My Day of DH (Digital Humanities) might be said to have begun around midnight last night, when I got a tweet from Twitter friend Adeline Koh @adelinekoh of Richard Stockton College, who said:

hey r u signed up for #dayofdh ?? Do it…

I had been only vaguely aware of Day of DH until then, but since I do whatever Adeline says, I went and checked it out and signed up.  I read Adeline’s post about Day of DH, in which she relates a Twitter chat between her, me, and Rosemary Feal in which we talked about, as she put it, “What principle are you?” (e.g. Shirky Principle, after Clay Shirky). She suggested it would be some kind of “uncertainty principle” (alluding to Heisenberg Uncertainty Principle from physics, I think), and I added that, thinking of Keats’ “negative capability”, we might propose a Koh Certainty Principle, meaning confidence through accepting doubt.  Ok, this is some serious nerd backchannel, but good academic fun, and a moment where I stopped and thought, how remarkable it is that networks exist, and that I have constant and rich interactions with so many scholars and creators of all kinds, few of whom I’ve ever met in person or perhaps ever will.

Later I read all the prior registrants’ submissions in answer to “What is Digital Humanities”, which was quite entertaining, nice example of the diversity and wit and intelligence of this community.

Today was an unusual work-from-home day, consisting of several conference calls and various emails / docs / Web research on assorted projects for my job at HighWire Press, Stanford.  I am product manager for “emerging content”, which includes eBooks, APIs, Semantic technologies, personalization/recommendation, and social media.

At lunchtime I went out for a coffee on University Ave., where as usual at the tables around me were students mostly with laptops, some also or instead with novels, essays, course packs, law & medical texts.  Also, the usual tech / startup types peering intently into laptops or clustered around a sketch, diagram, or marketing document.  All kinds of “content,” format, and device, old and new, all mixed up.

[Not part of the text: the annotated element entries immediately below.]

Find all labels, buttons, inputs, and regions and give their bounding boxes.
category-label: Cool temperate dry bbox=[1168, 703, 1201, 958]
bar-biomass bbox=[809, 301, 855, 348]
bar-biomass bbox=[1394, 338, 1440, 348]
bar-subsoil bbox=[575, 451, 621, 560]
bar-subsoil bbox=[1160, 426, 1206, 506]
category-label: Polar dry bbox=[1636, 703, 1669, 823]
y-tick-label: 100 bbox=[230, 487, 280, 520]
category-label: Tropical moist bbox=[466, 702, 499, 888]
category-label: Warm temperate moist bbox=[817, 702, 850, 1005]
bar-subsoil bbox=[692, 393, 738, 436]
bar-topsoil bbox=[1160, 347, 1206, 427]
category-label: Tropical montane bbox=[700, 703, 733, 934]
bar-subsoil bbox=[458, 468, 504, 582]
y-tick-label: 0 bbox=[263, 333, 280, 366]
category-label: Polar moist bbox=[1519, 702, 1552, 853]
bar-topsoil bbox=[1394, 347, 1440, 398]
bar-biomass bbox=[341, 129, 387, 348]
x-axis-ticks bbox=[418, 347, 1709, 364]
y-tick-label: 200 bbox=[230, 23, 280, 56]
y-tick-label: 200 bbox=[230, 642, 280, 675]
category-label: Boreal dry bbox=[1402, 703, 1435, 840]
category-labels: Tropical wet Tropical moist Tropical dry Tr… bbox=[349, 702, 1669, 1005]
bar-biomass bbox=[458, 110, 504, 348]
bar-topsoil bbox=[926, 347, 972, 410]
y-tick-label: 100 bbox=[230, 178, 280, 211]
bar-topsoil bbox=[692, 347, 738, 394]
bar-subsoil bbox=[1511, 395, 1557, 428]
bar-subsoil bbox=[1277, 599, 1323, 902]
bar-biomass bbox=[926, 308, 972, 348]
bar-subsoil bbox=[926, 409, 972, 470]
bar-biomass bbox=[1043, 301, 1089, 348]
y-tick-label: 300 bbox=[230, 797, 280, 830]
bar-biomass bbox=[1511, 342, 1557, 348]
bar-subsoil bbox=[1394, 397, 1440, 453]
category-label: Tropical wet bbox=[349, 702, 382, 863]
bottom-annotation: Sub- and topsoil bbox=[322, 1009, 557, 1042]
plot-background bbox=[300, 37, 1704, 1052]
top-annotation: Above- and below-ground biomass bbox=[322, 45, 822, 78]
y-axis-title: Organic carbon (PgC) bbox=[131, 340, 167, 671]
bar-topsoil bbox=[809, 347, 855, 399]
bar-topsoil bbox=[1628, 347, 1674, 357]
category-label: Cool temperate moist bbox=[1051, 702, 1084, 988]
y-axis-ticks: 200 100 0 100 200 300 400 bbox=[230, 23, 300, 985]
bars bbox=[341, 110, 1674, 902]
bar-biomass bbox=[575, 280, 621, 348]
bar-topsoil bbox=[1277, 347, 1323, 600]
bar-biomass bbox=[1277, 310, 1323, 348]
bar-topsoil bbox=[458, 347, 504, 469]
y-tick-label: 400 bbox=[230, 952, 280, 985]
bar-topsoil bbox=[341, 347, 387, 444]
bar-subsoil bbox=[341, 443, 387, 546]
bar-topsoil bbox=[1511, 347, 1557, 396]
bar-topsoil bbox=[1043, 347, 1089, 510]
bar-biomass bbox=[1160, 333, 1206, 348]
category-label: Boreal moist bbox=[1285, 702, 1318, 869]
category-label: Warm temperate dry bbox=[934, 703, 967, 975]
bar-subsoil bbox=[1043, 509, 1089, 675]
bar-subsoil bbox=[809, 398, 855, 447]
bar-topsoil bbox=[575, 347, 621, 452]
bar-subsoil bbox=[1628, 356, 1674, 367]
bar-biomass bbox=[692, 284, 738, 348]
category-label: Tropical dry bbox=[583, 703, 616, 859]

While having coffee I noticed a number of people in my tweetstream were using a hashtag “#dsevent”, so I followed the tag and looked up what it was, and found it was an event going on in London right then, called “Inventing the Future”, organized by a company I follow called Digital Science. DS is a spinoff of Nature Publishing Group that develops and invests in new technologies for researchers.  I follow many companies and projects in that area, often with a thought for how STM (Scientific Technical Medical) research developments may also apply or be informed by what’s going on in Digital Humanities.  Both of these areas, and others, in the scholarly world, are in an amazing state of creative ferment, but I find that STM and DH worlds seem to often operate quite separately, sometimes unaware of quite parallel developments in the other area.

Since HighWire serves publishers and journals that span all disciplines (1600+ journals, + ebooks and other content), I have an opportunity to be involved in both STM and DH publishing and conversations.  Important customers such as Duke University Press and Oxford University Press have large presences in humanities and/or social sciences, and they are very exploratory regarding new publishing tools and models.  I see DH as an area where creative reinvention is occuring partly out of dire necessity, i.e. a perceived state of breakdown in the scholarly monograph sector and (relatedly) the traditional tenure track.  For me, areas with a sense of crisis and disruption are areas with possibly the most interesting problems to tackle and greatest opportunities.

After coffee, I headed over to campus to pick up a book I’d requested from the School of Business Library, after getting an email alert that it was available.  As I walked back from the library, I nursed the slight remaining charge on my phone, and cradled the book under my jacket against the light rain, reflecting on how each media/device was showing its own vulnerability, and coexisting in my life, a mixed and serendipitous life and surely a unique time.